Ancak burada şunu da belirtmekte fayda var; Rusya, Ukrayna savaşıyla birlikte zaten askerî anlamda tüm gücünü ortaya koyduğu bir dönemden geçiyor; hal böyleyken arka bahçesi olarak gördüğü Güney Kafkasya’da böylesi bir adım atmak ister mi? Bu adımın Rusya’ya yarar ve zararlarının ne oranda olacağı mevcut uluslararası konjonktüre bakıldığında tartışmalıdır. Ayrıca Ermenistan’da hâlihazırda zaten Rus askerî üslerinin varlığı biliniyorken buraya daha fazla askerî üs konuşlandırarak Batı’nın dikkatini daha fazla çekmek, Rusya’nın elini güçlendirir mi? Rusya’nın Ukrayna’da yaşananlar nedeniyle kısmi seferberlik ilan ettiği bir dönemde böylesi bir adım çok da gerçekçi olmayacaktır.

İran’ın tavrı

44 günlük Karabağ Savaşı sırasında olduğu gibi sınır çatışmaları sırasında da İran hızlı bir şekilde konuyla ilgili olarak açıklamalarında “komşu ülkelerin sınırlarında bir değişikliğin kabul edilemez” olduğunu beyan etti. İran’ın ayrıca Ermenistan-Azerbaycan sınır noktalarına 45 bin asker sevk edeceğini duyurması ve savaşa hazır olduklarını belirtmeleri de gelişmeleri ne kadar yakından takip ettiğini gösterdi.

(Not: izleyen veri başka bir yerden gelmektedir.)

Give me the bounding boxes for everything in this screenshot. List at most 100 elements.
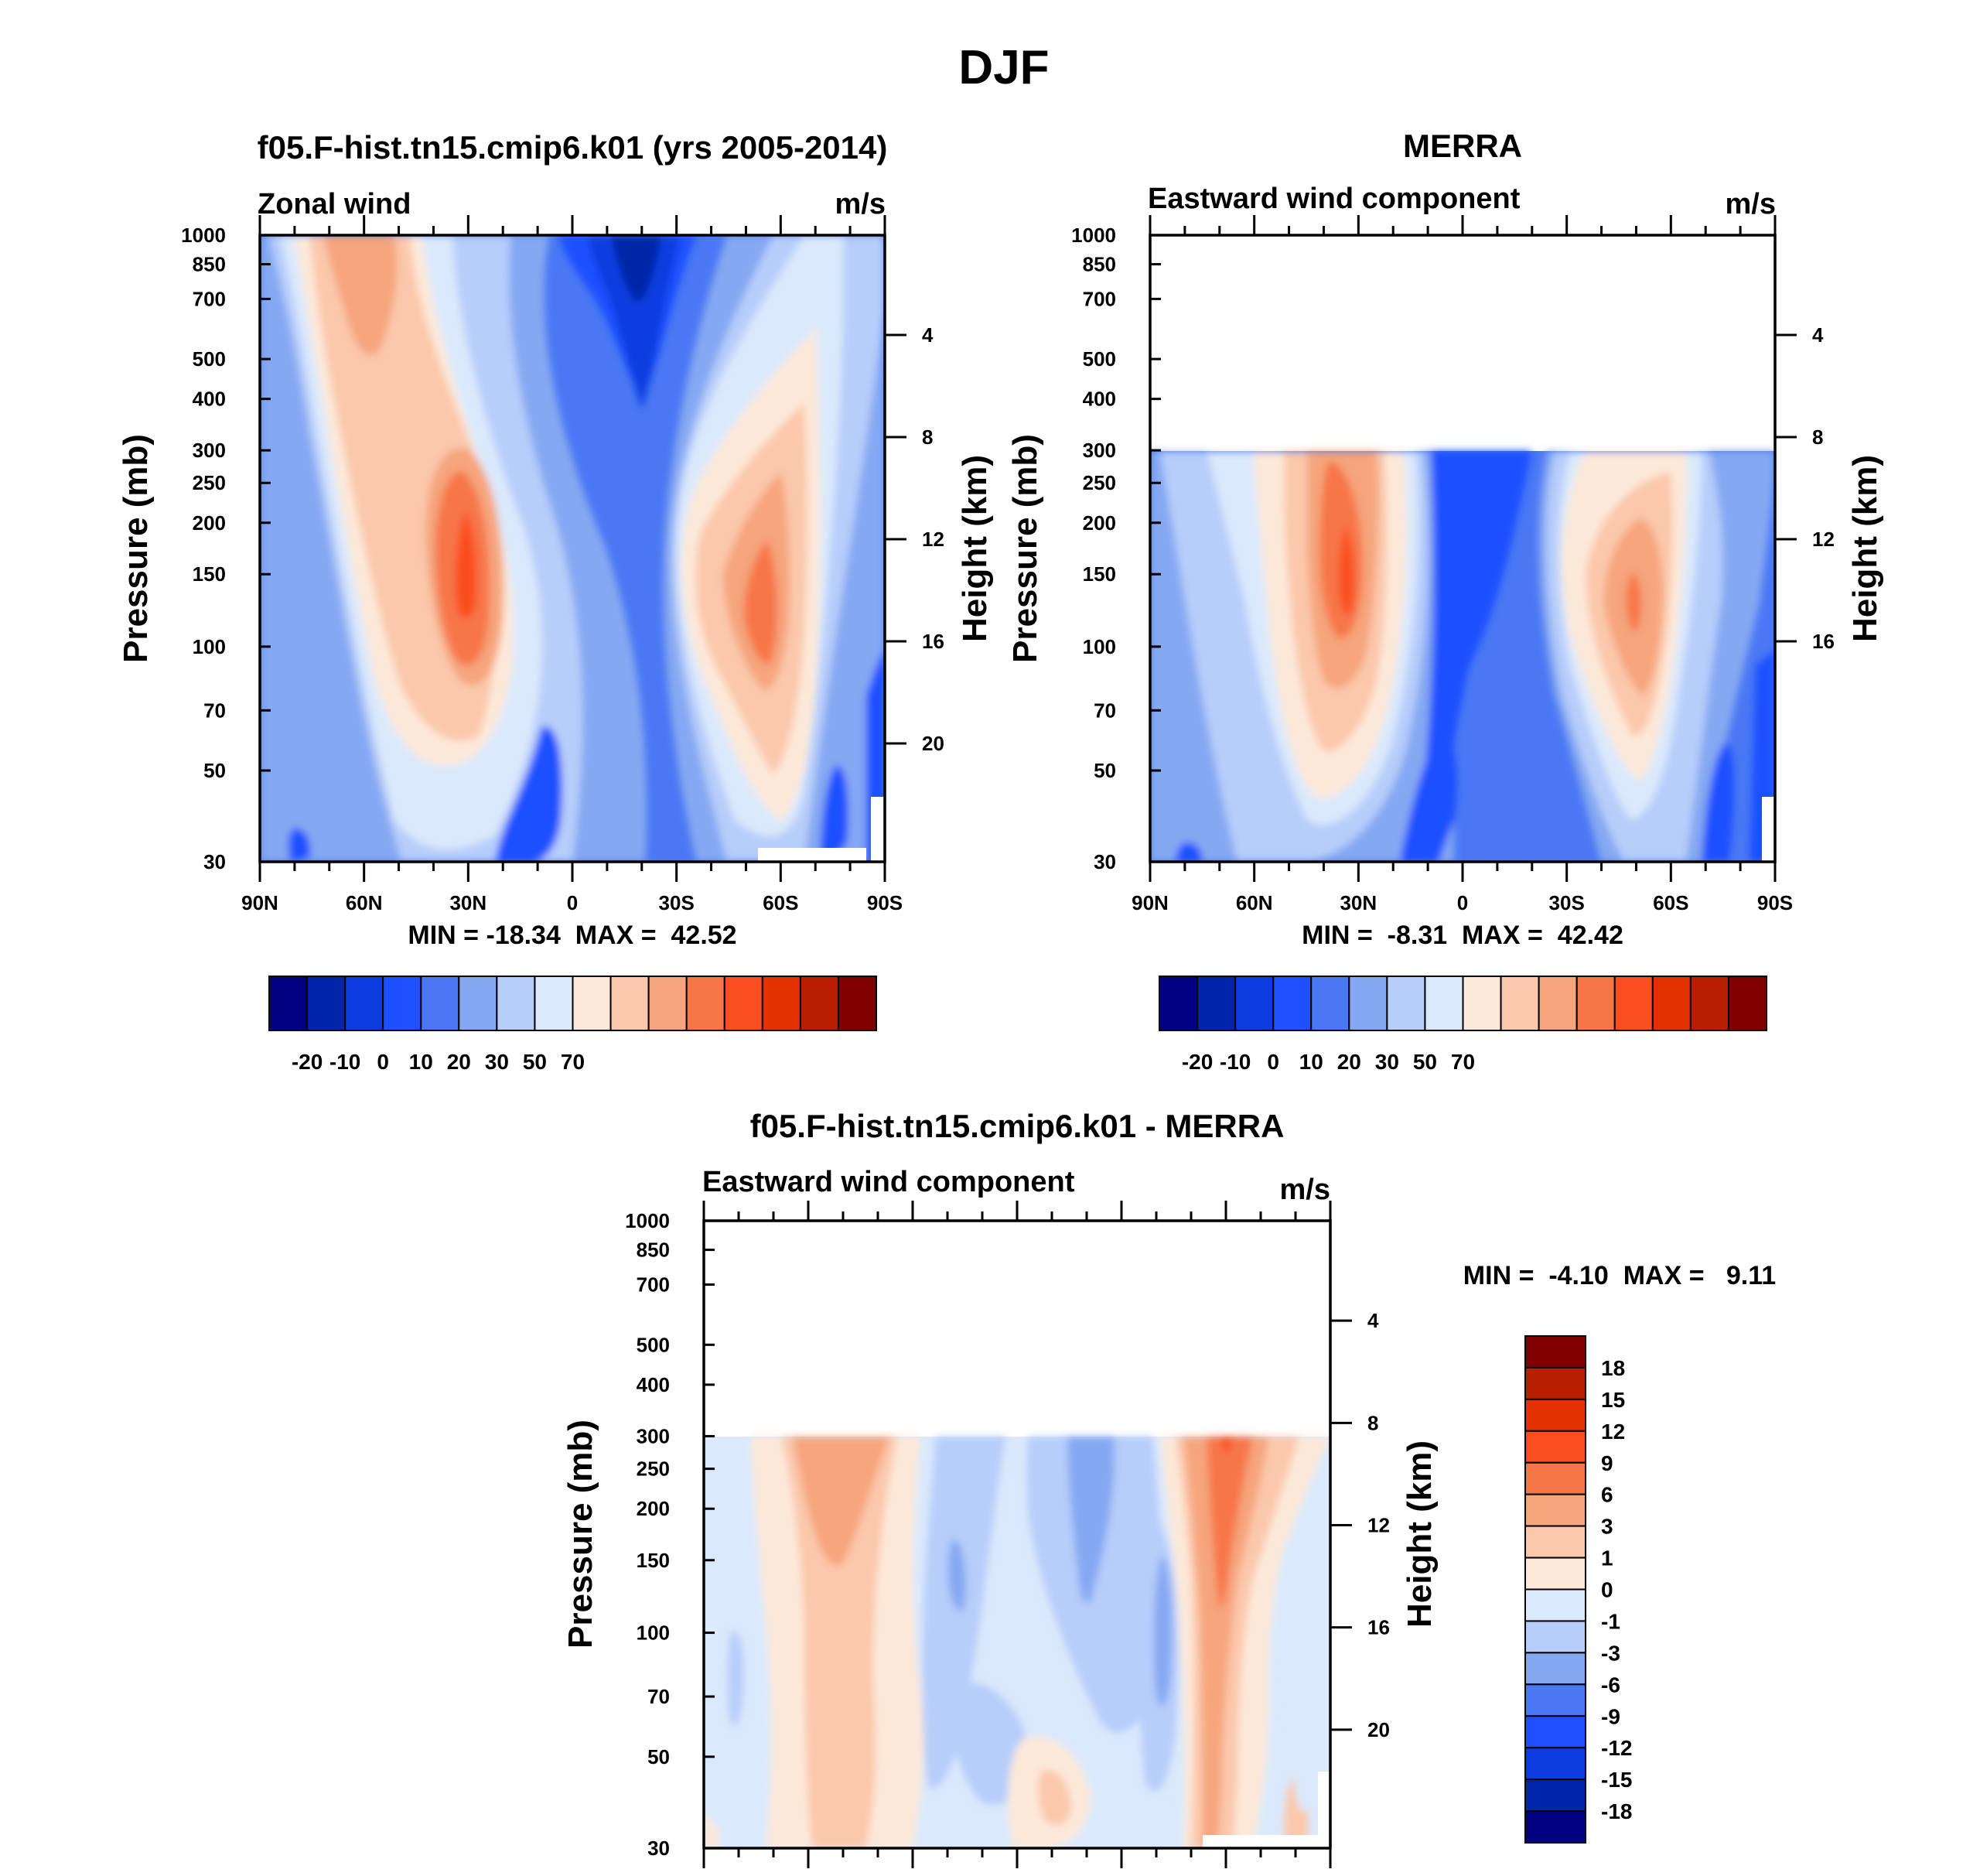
panel-model-units: m/s (835, 188, 886, 220)
x-tick-label: 30N (1340, 891, 1377, 914)
height-tick-label: 4 (1367, 1309, 1379, 1332)
height-tick-label: 4 (922, 323, 934, 347)
field-contour (743, 542, 778, 665)
colorbar-box (1524, 1430, 1586, 1464)
colorbar-label: -3 (1601, 1641, 1620, 1665)
field-contour (455, 511, 477, 618)
panel-obs-title: MERRA (1403, 128, 1522, 164)
y-axis-label: Pressure (mb) (1006, 434, 1044, 663)
colorbar-label: -1 (1601, 1609, 1620, 1633)
y-tick-label: 100 (193, 635, 226, 658)
colorbar-box (1197, 976, 1237, 1031)
y-tick-label: 500 (1083, 347, 1116, 371)
y-tick-label: 70 (647, 1685, 670, 1708)
x-tick-label: 90S (1757, 891, 1793, 914)
colorbar-box (572, 976, 612, 1031)
y-tick-label: 200 (1083, 511, 1116, 535)
colorbar-box (1538, 976, 1578, 1031)
colorbar-box (1524, 1747, 1586, 1781)
panel-difference: f05.F-hist.tn15.cmip6.k01 - MERRA Eastwa… (562, 1108, 1776, 1868)
panel-diff-title: f05.F-hist.tn15.cmip6.k01 - MERRA (750, 1108, 1285, 1144)
colorbar-label: -12 (1601, 1736, 1632, 1760)
field-contour (1038, 1770, 1071, 1826)
colorbar-box (1500, 976, 1540, 1031)
colorbar-label: -6 (1601, 1673, 1620, 1697)
colorbar-box (647, 976, 688, 1031)
y-tick-label: 1000 (1071, 224, 1116, 247)
y-axis-pressure: 30 50 70 100 150 200 250 300 400 500 700 850 1000 (625, 1209, 715, 1860)
field-contour (727, 1631, 744, 1727)
colorbar-box (420, 976, 460, 1031)
height-tick-label: 12 (1367, 1513, 1390, 1536)
y-axis-pressure: 30 50 70 100 150 200 250 300 400 500 700 850 1000 (1071, 224, 1161, 873)
colorbar-box (1524, 1366, 1586, 1400)
y-tick-label: 150 (637, 1549, 670, 1572)
colorbar-label: 0 (1601, 1578, 1613, 1602)
y-tick-label: 400 (1083, 388, 1116, 411)
field-contour (1176, 842, 1203, 862)
field-contour (1626, 572, 1641, 631)
x-tick-label: 0 (1457, 891, 1468, 914)
colorbar-box (723, 976, 763, 1031)
panel-diff-field (704, 1437, 1330, 1848)
y-tick-label: 500 (193, 347, 226, 371)
y-tick-label: 150 (1083, 562, 1116, 586)
y-tick-label: 300 (1083, 439, 1116, 462)
field-contour (1400, 733, 1457, 862)
field-contour (1153, 1555, 1172, 1707)
y-tick-label: 400 (193, 388, 226, 411)
colorbar-label: -15 (1601, 1768, 1632, 1792)
colorbar-label: 70 (1451, 1050, 1475, 1074)
colorbar-box (1524, 1493, 1586, 1527)
colorbar-box (344, 976, 384, 1031)
colorbar-label: 30 (1375, 1050, 1399, 1074)
x-tick-label: 30N (449, 891, 486, 914)
colorbar-label: 20 (447, 1050, 471, 1074)
field-contour (951, 1682, 1029, 1805)
panel-model-title: f05.F-hist.tn15.cmip6.k01 (yrs 2005-2014… (258, 129, 888, 166)
field-contour (820, 765, 848, 862)
missing-data-patch (1203, 1835, 1319, 1848)
colorbar-box (1524, 1620, 1586, 1654)
colorbar-box (1424, 976, 1464, 1031)
y-tick-label: 100 (1083, 635, 1116, 658)
figure-title: DJF (958, 41, 1049, 94)
colorbar-label: 10 (1299, 1050, 1323, 1074)
height-tick-label: 20 (922, 732, 944, 755)
colorbar-box (382, 976, 422, 1031)
field-contour (588, 235, 681, 410)
colorbar-box (1462, 976, 1502, 1031)
colorbar-box (761, 976, 801, 1031)
height-tick-label: 16 (1367, 1616, 1390, 1639)
y-tick-label: 50 (203, 759, 226, 782)
colorbar-label: 9 (1601, 1451, 1613, 1475)
colorbar-box (1524, 1588, 1586, 1622)
y-axis-height: 20 16 12 8 4 (1330, 1309, 1390, 1741)
panel-diff-variable: Eastward wind component (702, 1166, 1075, 1198)
colorbar-label: 50 (523, 1050, 547, 1074)
colorbar-box (1524, 1715, 1586, 1749)
colorbar-label: 18 (1601, 1356, 1625, 1380)
y-tick-label: 250 (637, 1457, 670, 1481)
field-contour (1339, 526, 1354, 614)
y-axis-pressure: 30 50 70 100 150 200 250 300 400 500 700 850 1000 (181, 224, 271, 873)
y-tick-label: 300 (193, 439, 226, 462)
x-tick-label: 90N (1132, 891, 1169, 914)
y-tick-label: 1000 (625, 1209, 670, 1232)
y-tick-label: 50 (1094, 759, 1116, 782)
colorbar-box (534, 976, 574, 1031)
height-tick-label: 16 (922, 630, 944, 653)
y-axis-height: 20 16 12 8 4 (885, 323, 944, 755)
panel-obs-stats: MIN = -8.31 MAX = 42.42 (1302, 921, 1623, 950)
y-tick-label: 300 (637, 1424, 670, 1447)
field-contour (323, 235, 398, 355)
colorbar-box (1234, 976, 1275, 1031)
missing-data-patch (1762, 797, 1775, 862)
colorbar-box (609, 976, 650, 1031)
panel-model-stats: MIN = -18.34 MAX = 42.52 (408, 921, 736, 950)
field-contour (922, 1437, 1005, 1789)
colorbar-box (799, 976, 839, 1031)
colorbar-label: 0 (1267, 1050, 1279, 1074)
y-tick-label: 850 (637, 1239, 670, 1262)
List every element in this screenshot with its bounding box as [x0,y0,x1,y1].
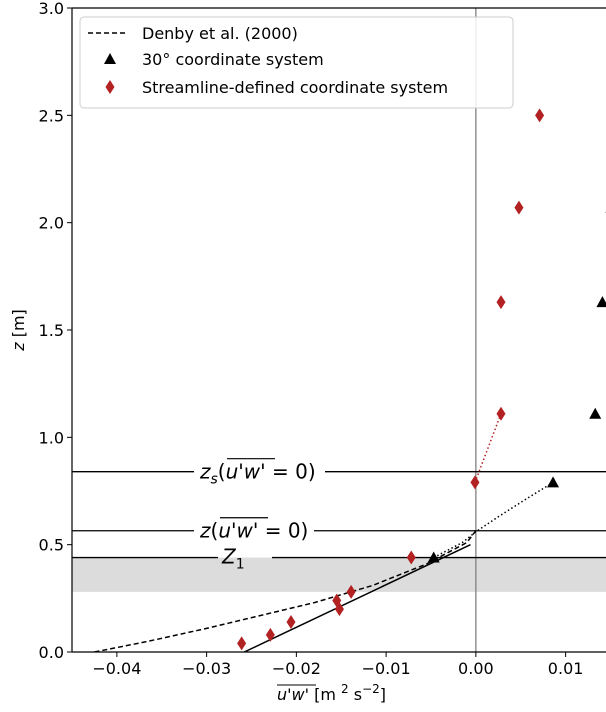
y-tick-label: 1.5 [39,321,64,340]
x-tick-label: 0.00 [458,659,494,678]
y-tick-label: 2.5 [39,106,64,125]
y-tick-label: 0.5 [39,536,64,555]
label-z1: Z1 [221,545,245,573]
line-dotted-2 [433,481,554,559]
x-tick-label: −0.04 [92,659,141,678]
shaded-band [72,557,606,592]
diamond-point-2 [286,614,296,629]
legend-label: Streamline-defined coordinate system [142,78,448,97]
diamond-point-10 [514,200,524,215]
line-solid-1 [243,543,471,652]
diamond-point-6 [406,550,416,565]
triangle-point-3 [596,296,606,308]
legend-diamond-swatch [105,80,115,94]
plot-area: zs(u'w' = 0) z(u'w' = 0)Z1 −0.04 −0.03 −0.02… [9,0,606,704]
triangle-point-2 [589,407,602,419]
x-tick-label: −0.02 [272,659,321,678]
y-tick-label: 1.0 [39,428,64,447]
y-axis-label: z [m] [9,309,28,352]
legend: Denby et al. (2000) 30° coordinate system… [79,16,514,109]
plot-clip-group [72,8,606,652]
line-dotted-3 [474,413,502,483]
legend-box [79,16,514,109]
line-denby [94,530,477,652]
diamond-point-5 [346,584,356,599]
y-tick-label: 2.0 [39,214,64,233]
legend-label: Denby et al. (2000) [142,24,298,43]
triangle-point-0 [427,551,440,563]
triangle-point-1 [547,476,560,488]
legend-triangle-swatch [104,53,116,64]
diamond-point-11 [535,108,545,123]
x-tick-label: −0.01 [362,659,411,678]
y-tick-label: 3.0 [39,0,64,18]
diamond-point-1 [265,627,275,642]
x-tick-label: 0.01 [548,659,584,678]
label-z-zero: z(u'w' = 0) [199,519,308,543]
x-tick-label: −0.03 [182,659,231,678]
diamond-point-9 [496,295,506,310]
diamond-point-0 [237,636,247,651]
y-tick-label: 0.0 [39,643,64,662]
legend-label: 30° coordinate system [142,50,324,69]
diamond-point-7 [470,475,480,490]
x-axis-label: u'w' [m 2 s−2] [277,682,386,704]
diamond-point-8 [496,406,506,421]
diamond-point-4 [332,593,342,608]
label-zs-zero: zs(u'w' = 0) [199,460,316,488]
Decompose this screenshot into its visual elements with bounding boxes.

İran yönetiminin son dönemlerde Azerbaycan-İsrail arasındaki yakınlaşmadan da ciddi bir rahatsızlık duyduğu biliniyor. Öte yandan Batı’nın Erivan’a yönelik yaklaşımını, özellikle ABD’nin yardım faaliyetleri ve son olarak ABD Temsilciler Meclisi Başkanı Nancy Pelosi’nin Erivan ziyaretiyle birlikte daha da sıkılaşan ilişkilerini İran, “ilkeli siyasi duruş” politikasıyla açıklıyor. Bu tutum ise İran’ın Güney Kafkasya politikasındaki çelişkileri ortaya koyması açısından önemli. Bilindiği üzere İran tarihten günümüze Ermenistan Azerbaycan arasındaki sorunlarda daima Ermenistan’dan yana tavır sergileyerek bu konudaki politikalarında bir devamlılık sergilemiştir. Azerbaycan’ın İsrail veya Batı dünyası ile ilişkilerini eleştiren İran, benzer bir yakınlaşma Ermenistan tarafından gerçekleştirildiğinde ise bu durumu ülkenin izlediği dış politika kapsamında değerlendirerek herhangi bir eleştiride bulunmamakta ve bu politikayı “ilkeli siyasi duruş” olarak ifade etmekte.

İran ülkesindeki Azerbaycan Türk nüfusu nedeniyle Ermenistan ve Azerbaycan arasındaki sorunlarda daima Ermenistan’ı destekleyen bir politika izlemeyi tercih etti. 30 yıllık Karabağ işgali ve 44 günlük Karabağ zaferi sırasında da bu politikayı sürdürdüğünü söylemek mümkün. Buna karşın Erivan’ın ABD ve Batı dünyası ile olan yakın ilişkilerinin ise şu an için İran’ı pek de rahatsız etmediği anlaşılıyor. Buna karşın yakınlaşan Türkiye-İsrail ve Azerbaycan-İsrail ilişkilerinin ise İran’ı kaygılandırdığını söylemek mümkün.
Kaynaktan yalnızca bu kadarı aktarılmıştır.